One of the reasons it’s so difficult to give great playtest feedback is that the gaming culture is often rooted in knee-jerk reactions and hyperbole. When visiting forums or social media groups, how often have you read extreme commentary about how good or bad a game (or card or model or whatever) is based on little to no actual experience with the product? Unless you don’t go on gaming forums or social media groups, I’m guessing you’ve seen such feedback quite a bit.

Good playtest feedback is basically the opposite of that. You want a good understanding of the game (or card or model) before expressing anything more than your first impressions, and you want to avoid hyperbole since it’s a barrier to clear communication. Consider, for example, how much clearer it is to say you think something “should cost 1 more point (or mana, gem, etc.)” versus saying you think it “is ridiculously overpowered.” In one case, the game developer knows exactly what you think. In the other, it would be very easy to overcompensate when attempting to correct the game balance.

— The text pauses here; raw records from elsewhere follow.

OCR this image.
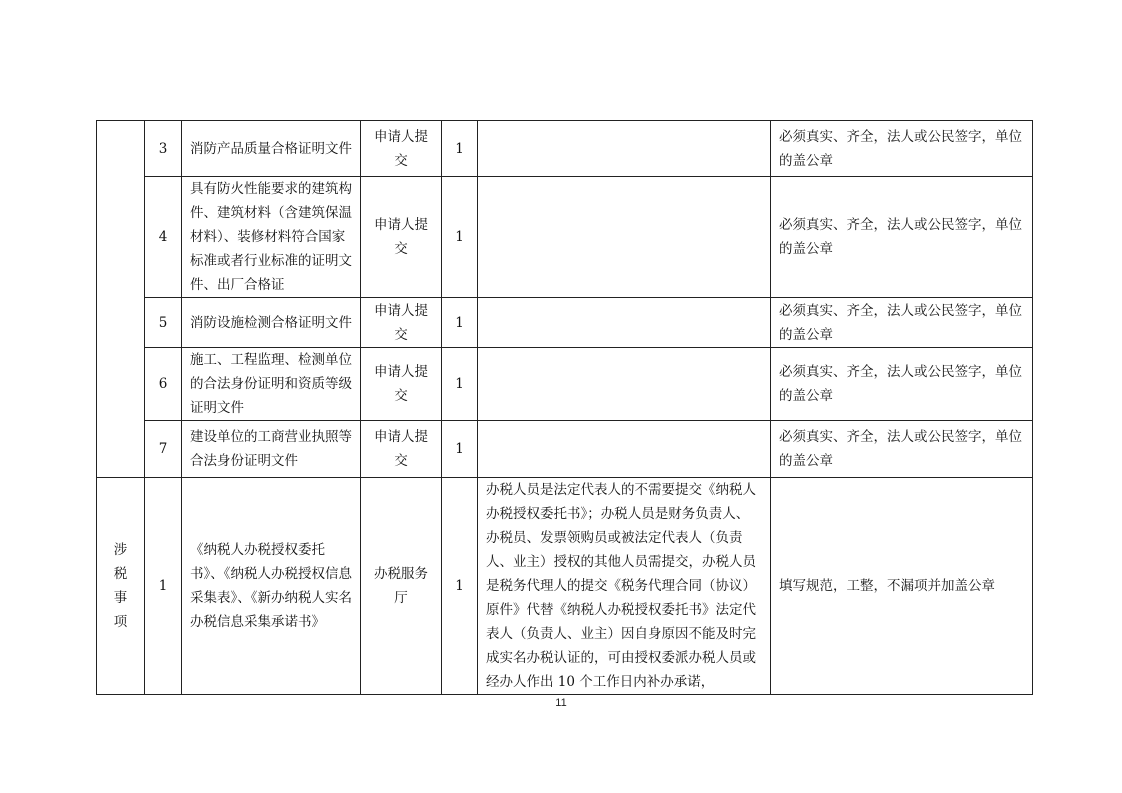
	3	消防产品质量合格证明文件	申请人提交	1		必须真实、齐全，法人或公民签字，单位的盖公章
	4	具有防火性能要求的建筑构件、建筑材料（含建筑保温材料）、装修材料符合国家标准或者行业标准的证明文件、出厂合格证	申请人提交	1		必须真实、齐全，法人或公民签字，单位的盖公章
	5	消防设施检测合格证明文件	申请人提交	1		必须真实、齐全，法人或公民签字，单位的盖公章
	6	施工、工程监理、检测单位的合法身份证明和资质等级证明文件	申请人提交	1		必须真实、齐全，法人或公民签字，单位的盖公章
	7	建设单位的工商营业执照等合法身份证明文件	申请人提交	1		必须真实、齐全，法人或公民签字，单位的盖公章
涉税事项	1	《纳税人办税授权委托书》、《纳税人办税授权信息采集表》、《新办纳税人实名办税信息采集承诺书》	办税服务厅	1	办税人员是法定代表人的不需要提交《纳税人办税授权委托书》；办税人员是财务负责人、办税员、发票领购员或被法定代表人（负责人、业主）授权的其他人员需提交，办税人员是税务代理人的提交《税务代理合同（协议）原件》代替《纳税人办税授权委托书》法定代表人（负责人、业主）因自身原因不能及时完成实名办税认证的，可由授权委派办税人员或经办人作出 10 个工作日内补办承诺，	填写规范，工整，不漏项并加盖公章
11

Here are a few other things to keep in mind.

Always present a potential solution. The number one tip for effective feedback is to always include your thoughts on how to fix the problems you’ve identified. The game developer might not use your solution exactly as written, but it gives a clear picture of the direction you think the change should go and the scope of the change. “Based on the past several playtest games, we think this card should cost 1 more gem” is a good example of showcasing the direction and scope of a recommended change.

Balance being clear with being concise. There’s no perfect formula for finding this balance, but feedback that is too verbose has the potential for your message to get lost in the noise while feedback that is too terse won’t sufficiently explain how or why you’ve reached your playtest conclusions. When you reach the end of a section of playtest feedback, reread it and ask, “Did I sufficiently explain how I reached my conclusion?” and add some detail as necessary. Then ask, “Did I talk about things that have nothing to do with my conclusion?” and trim those out as necessary.

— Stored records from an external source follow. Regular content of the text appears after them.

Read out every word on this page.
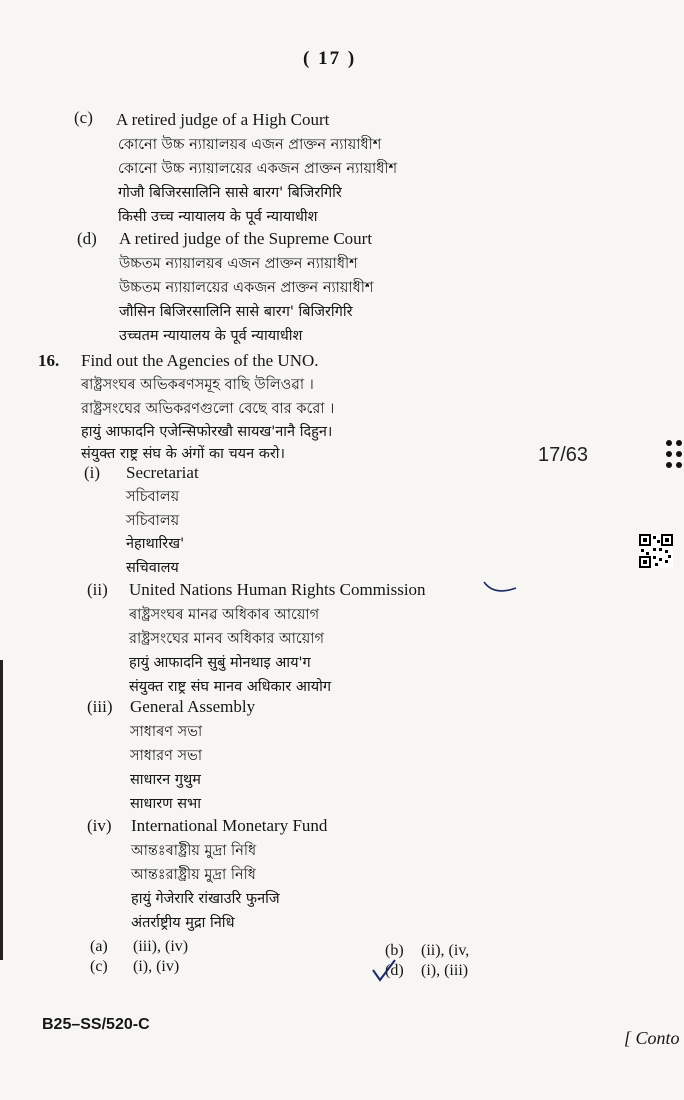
( 17 )
(c) A retired judge of a High Court
কোনো উচ্চ ন্যায়ালয়ৰ এজন প্ৰাক্তন ন্যায়াধীশ
কোনো উচ্চ ন্যায়ালয়ের একজন প্রাক্তন ন্যায়াধীশ
गोजौ बिजिरसालिनि सासे बारग' बिजिरगिरि
किसी उच्च न्यायालय के पूर्व न्यायाधीश
(d) A retired judge of the Supreme Court
উচ্চতম ন্যায়ালয়ৰ এজন প্ৰাক্তন ন্যায়াধীশ
উচ্চতম ন্যায়ালয়ের একজন প্রাক্তন ন্যায়াধীশ
जौसिन बिजिरसालिनि सासे बारग' बिजिरगिरि
उच्चतम न्यायालय के पूर्व न्यायाधीश
16. Find out the Agencies of the UNO.
ৰাষ্ট্ৰসংঘৰ অভিকৰণসমূহ বাছি উলিওৱা ।
রাষ্ট্রসংঘের অভিকরণগুলো বেছে বার করো ।
हायुं आफादनि एजेन्सिफोरखौ सायख'नानै दिहुन।
संयुक्त राष्ट्र संघ के अंगों का चयन करो।	17/63
(i) Secretariat
সচিবালয়
সচিবালয়
नेहाथारिख'
सचिवालय
(ii) United Nations Human Rights Commission
ৰাষ্ট্ৰসংঘৰ মানৱ অধিকাৰ আয়োগ
রাষ্ট্রসংঘের মানব অধিকার আয়োগ
हायुं आफादनि सुबुं मोनथाइ आय'ग
संयुक्त राष्ट्र संघ मानव अधिकार आयोग
(iii) General Assembly
সাধাৰণ সভা
সাধারণ সভা
साधारन गुथुम
साधारण सभा
(iv) International Monetary Fund
আন্তঃৰাষ্ট্ৰীয় মুদ্ৰা নিধি
আন্তঃরাষ্ট্রীয় মুদ্রা নিধি
हायुं गेजेरारि रांखाउरि फुनजि
अंतर्राष्ट्रीय मुद्रा निधि
(a) (iii), (iv)	(b) (ii), (iv,
(c) (i), (iv)	(d) (i), (iii)
B25–SS/520-C
[ Conto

Prioritize your feedback. Sometimes, you’ll have quite a bit of playtest feedback, and that’s great! But you’ll also want to prioritize playtest feedback. Whether you use a numbered list or a color code or a “high, medium, low” system is up to you, but some sort of priority system is super helpful. There’s a lot of playtest feedback to consider, and a way to quickly identify the most important problems your group identified will help make those a priority for potential changes.